Доктор уловил мое замешательство и, улыбнувшись, тут же приступил к объяснениям.
— У вас множественные осколочные повреждения правой части лица. Честное слово, мне в жизни не приходилось доставать столько стекла и металла из одной физиономии! Но самое интересное — глаз не пострадал. Это просто чудо! Три осколка стекла я достал из века, но они были слишком маленькие, чтобы пробить веко и повредить глаз. Вы очень вовремя моргнули! Определенно о состоянии вашего правого глаза и зрении, которое он может обеспечить, я смогу сказать только тогда, когда рассосется гематома на правой стороне лица. Насколько я понял, пуля попала в бинокль, и вся сила удара пришлась в правую сторону лица. Ваше счастье, что на цейссовском бинокле нет режущих частей! Только одни ушибы от тяжелого тупого предмета. Надеюсь, зрение удастся сохранить полностью.

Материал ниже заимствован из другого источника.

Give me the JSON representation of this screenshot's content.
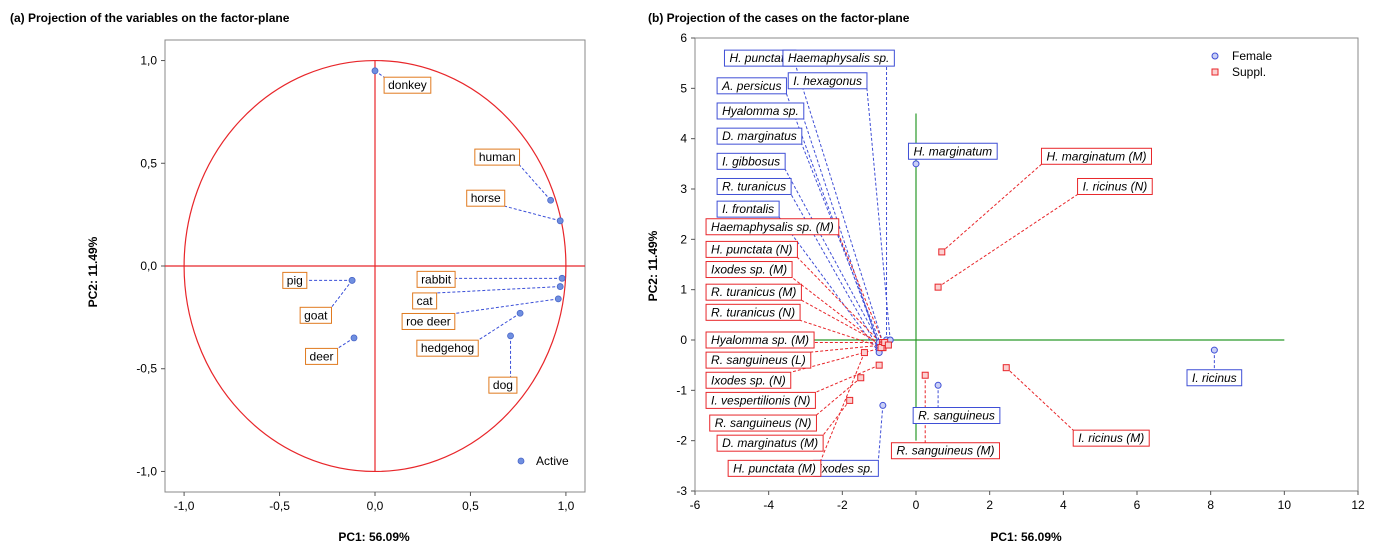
{
  "chart_data": [
    {
      "panel": "a",
      "type": "scatter",
      "title": "(a) Projection of the variables on the factor-plane",
      "xlabel": "PC1: 56.09%",
      "ylabel": "PC2: 11.49%",
      "xlim": [
        -1.1,
        1.1
      ],
      "ylim": [
        -1.1,
        1.1
      ],
      "x_ticks": [
        -1.0,
        -0.5,
        0.0,
        0.5,
        1.0
      ],
      "y_ticks": [
        -1.0,
        -0.5,
        0.0,
        0.5,
        1.0
      ],
      "x_tick_labels": [
        "-1,0",
        "-0,5",
        "0,0",
        "0,5",
        "1,0"
      ],
      "y_tick_labels": [
        "-1,0",
        "-0,5",
        "0,0",
        "0,5",
        "1,0"
      ],
      "unit_circle": true,
      "circle_color": "#e8262a",
      "point_color": "#6f8fe0",
      "label_border_color": "#e07a1f",
      "legend": {
        "position": "bottom-right",
        "entries": [
          "Active"
        ]
      },
      "points": [
        {
          "name": "donkey",
          "x": 0.0,
          "y": 0.95,
          "lx": 0.17,
          "ly": 0.88
        },
        {
          "name": "human",
          "x": 0.92,
          "y": 0.32,
          "lx": 0.64,
          "ly": 0.53
        },
        {
          "name": "horse",
          "x": 0.97,
          "y": 0.22,
          "lx": 0.58,
          "ly": 0.33
        },
        {
          "name": "rabbit",
          "x": 0.98,
          "y": -0.06,
          "lx": 0.32,
          "ly": -0.065
        },
        {
          "name": "cat",
          "x": 0.97,
          "y": -0.1,
          "lx": 0.26,
          "ly": -0.17
        },
        {
          "name": "roe deer",
          "x": 0.96,
          "y": -0.16,
          "lx": 0.28,
          "ly": -0.27
        },
        {
          "name": "hedgehog",
          "x": 0.76,
          "y": -0.23,
          "lx": 0.38,
          "ly": -0.4
        },
        {
          "name": "dog",
          "x": 0.71,
          "y": -0.34,
          "lx": 0.67,
          "ly": -0.58
        },
        {
          "name": "pig",
          "x": -0.12,
          "y": -0.07,
          "lx": -0.42,
          "ly": -0.07
        },
        {
          "name": "goat",
          "x": -0.12,
          "y": -0.07,
          "lx": -0.31,
          "ly": -0.24
        },
        {
          "name": "deer",
          "x": -0.11,
          "y": -0.35,
          "lx": -0.28,
          "ly": -0.44
        }
      ]
    },
    {
      "panel": "b",
      "type": "scatter",
      "title": "(b) Projection of the cases on the factor-plane",
      "xlabel": "PC1: 56.09%",
      "ylabel": "PC2: 11.49%",
      "xlim": [
        -6,
        12
      ],
      "ylim": [
        -3,
        6
      ],
      "x_ticks": [
        -6,
        -4,
        -2,
        0,
        2,
        4,
        6,
        8,
        10,
        12
      ],
      "y_ticks": [
        -3,
        -2,
        -1,
        0,
        1,
        2,
        3,
        4,
        5,
        6
      ],
      "guide_lines_color": "#2a9a2a",
      "guide_lines": {
        "vertical_x": 0,
        "vertical_y_range": [
          -2,
          4.5
        ],
        "horizontal_y": 0,
        "horizontal_x_range": [
          -3,
          10
        ]
      },
      "legend": {
        "position": "top-right",
        "entries": [
          {
            "name": "Female",
            "color": "#3f4fd6",
            "marker": "circle"
          },
          {
            "name": "Suppl.",
            "color": "#e8262a",
            "marker": "square"
          }
        ]
      },
      "female_points": [
        {
          "name": "H. punctata",
          "x": -0.9,
          "y": -0.05,
          "lx": -5.2,
          "ly": 5.6
        },
        {
          "name": "Haemaphysalis sp.",
          "x": -0.8,
          "y": 0.0,
          "lx": -2.1,
          "ly": 5.6
        },
        {
          "name": "A. persicus",
          "x": -1.0,
          "y": -0.1,
          "lx": -5.4,
          "ly": 5.05
        },
        {
          "name": "I. hexagonus",
          "x": -0.7,
          "y": 0.0,
          "lx": -2.4,
          "ly": 5.15
        },
        {
          "name": "Hyalomma sp.",
          "x": -1.0,
          "y": -0.15,
          "lx": -5.4,
          "ly": 4.55
        },
        {
          "name": "D. marginatus",
          "x": -0.95,
          "y": -0.1,
          "lx": -5.4,
          "ly": 4.05
        },
        {
          "name": "H. marginatum",
          "x": 0.0,
          "y": 3.5,
          "lx": 1.0,
          "ly": 3.75
        },
        {
          "name": "I. gibbosus",
          "x": -1.0,
          "y": -0.05,
          "lx": -5.4,
          "ly": 3.55
        },
        {
          "name": "R. turanicus",
          "x": -1.0,
          "y": -0.2,
          "lx": -5.4,
          "ly": 3.05
        },
        {
          "name": "I. frontalis",
          "x": -1.0,
          "y": -0.25,
          "lx": -5.4,
          "ly": 2.6
        },
        {
          "name": "I. ricinus",
          "x": 8.1,
          "y": -0.2,
          "lx": 8.1,
          "ly": -0.75
        },
        {
          "name": "R. sanguineus",
          "x": 0.6,
          "y": -0.9,
          "lx": 1.1,
          "ly": -1.5
        },
        {
          "name": "Ixodes sp.",
          "x": -0.9,
          "y": -1.3,
          "lx": -1.9,
          "ly": -2.55
        }
      ],
      "suppl_points": [
        {
          "name": "H. marginatum (M)",
          "x": 0.7,
          "y": 1.75,
          "lx": 4.9,
          "ly": 3.65
        },
        {
          "name": "I. ricinus (N)",
          "x": 0.6,
          "y": 1.05,
          "lx": 5.4,
          "ly": 3.05
        },
        {
          "name": "Haemaphysalis sp. (M)",
          "x": -0.9,
          "y": -0.05,
          "lx": -5.7,
          "ly": 2.25
        },
        {
          "name": "H. punctata (N)",
          "x": -0.9,
          "y": -0.1,
          "lx": -5.7,
          "ly": 1.8
        },
        {
          "name": "Ixodes sp. (M)",
          "x": -0.9,
          "y": -0.15,
          "lx": -5.7,
          "ly": 1.4
        },
        {
          "name": "R. turanicus (M)",
          "x": -0.9,
          "y": -0.1,
          "lx": -5.7,
          "ly": 0.95
        },
        {
          "name": "R. turanicus (N)",
          "x": -0.9,
          "y": -0.15,
          "lx": -5.7,
          "ly": 0.55
        },
        {
          "name": "Hyalomma sp. (M)",
          "x": -0.9,
          "y": -0.05,
          "lx": -5.7,
          "ly": 0.0
        },
        {
          "name": "R. sanguineus (L)",
          "x": -0.9,
          "y": -0.1,
          "lx": -5.7,
          "ly": -0.4
        },
        {
          "name": "Ixodes sp. (N)",
          "x": -0.9,
          "y": -0.15,
          "lx": -5.7,
          "ly": -0.8
        },
        {
          "name": "I. vespertilionis (N)",
          "x": -1.0,
          "y": -0.5,
          "lx": -5.7,
          "ly": -1.2
        },
        {
          "name": "R. sanguineus (N)",
          "x": -1.5,
          "y": -0.75,
          "lx": -5.6,
          "ly": -1.65
        },
        {
          "name": "D. marginatus (M)",
          "x": -1.8,
          "y": -1.2,
          "lx": -5.4,
          "ly": -2.05
        },
        {
          "name": "H. punctata (M)",
          "x": -1.4,
          "y": -0.25,
          "lx": -5.1,
          "ly": -2.55
        },
        {
          "name": "R. sanguineus (M)",
          "x": 0.25,
          "y": -0.7,
          "lx": 0.8,
          "ly": -2.2
        },
        {
          "name": "I. ricinus (M)",
          "x": 2.45,
          "y": -0.55,
          "lx": 5.3,
          "ly": -1.95
        },
        {
          "name": "",
          "x": -0.95,
          "y": -0.15,
          "lx": null,
          "ly": null
        },
        {
          "name": "",
          "x": -0.85,
          "y": -0.05,
          "lx": null,
          "ly": null
        },
        {
          "name": "",
          "x": -0.75,
          "y": -0.1,
          "lx": null,
          "ly": null
        }
      ],
      "female_color": "#3f4fd6",
      "suppl_color": "#e8262a"
    }
  ]
}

— Спасибо, доктор, — поблагодарил я.
— Пока не за что, — ответил доктор. — Кстати, вам хочет сказать пару слов большой начальник, генерал полиции. Я дал ему ровно пять минут: вам нельзя утомляться. И дал эти пять минут только потому, что надеюсь — его слова вам придадут бодрости и оптимизма. Чем больше вы почувствуете бодрости и оптимизма, тем быстрее вы восстановите силы и здоровье. Пять минут, только пять минут, оберштурмбаннфюрер!
* * *
В палату вошли Штадле и фон дем Бах. Бах явно был в благодушном настроении, а уж Штадле сиял так, что рождественская елка рядом с ним показалась бы сухим кустиком.
— Герлиак! — торжественно сообщил Бах. — Я ознакомился с отчетом Штадле, я видел трупы руководителей русской диверсионной группы; видел их документы и план операции, найденные при них. Скажу без преувеличений, как старый солдат: вы совершили невозможное, вы внедрились во вражескую диверсионную группу, контролируемую опытными профессионалами от контрразведки могущественного НКВД, и сумели переиграть их, балансируя на грани между жизнью и смертью! Это безусловный успех, с учетом того, безопасность КАКОГО объекта вы обеспечивали. Я с радостью сообщаю вам, что сегодня утром направил лично рейхсфюреру СС отчет об операции и ходатайство о награждении вас Железным крестом 1–й степени и представление к очередному званию. Мои поздравления!
— Хайль Гитлер! — воскликнул я, выбрасывая руку в приветствии. — Но должен сразу сказать, обергруппенфюрер, что я приму награду только при определенных условиях.
— Вы с ума сошли, Герлиак? — нахмурился Бах. — Или ваше сознание все еще затуманено лекарствами? Эй, эскулап! Что вы там ему кололи?
— Обергруппенфюрер! Убедительно прошу меня выслушать, — продолжал настаивать я.
— Выкладывайте, Герлиак, — мрачно отозвался Бах.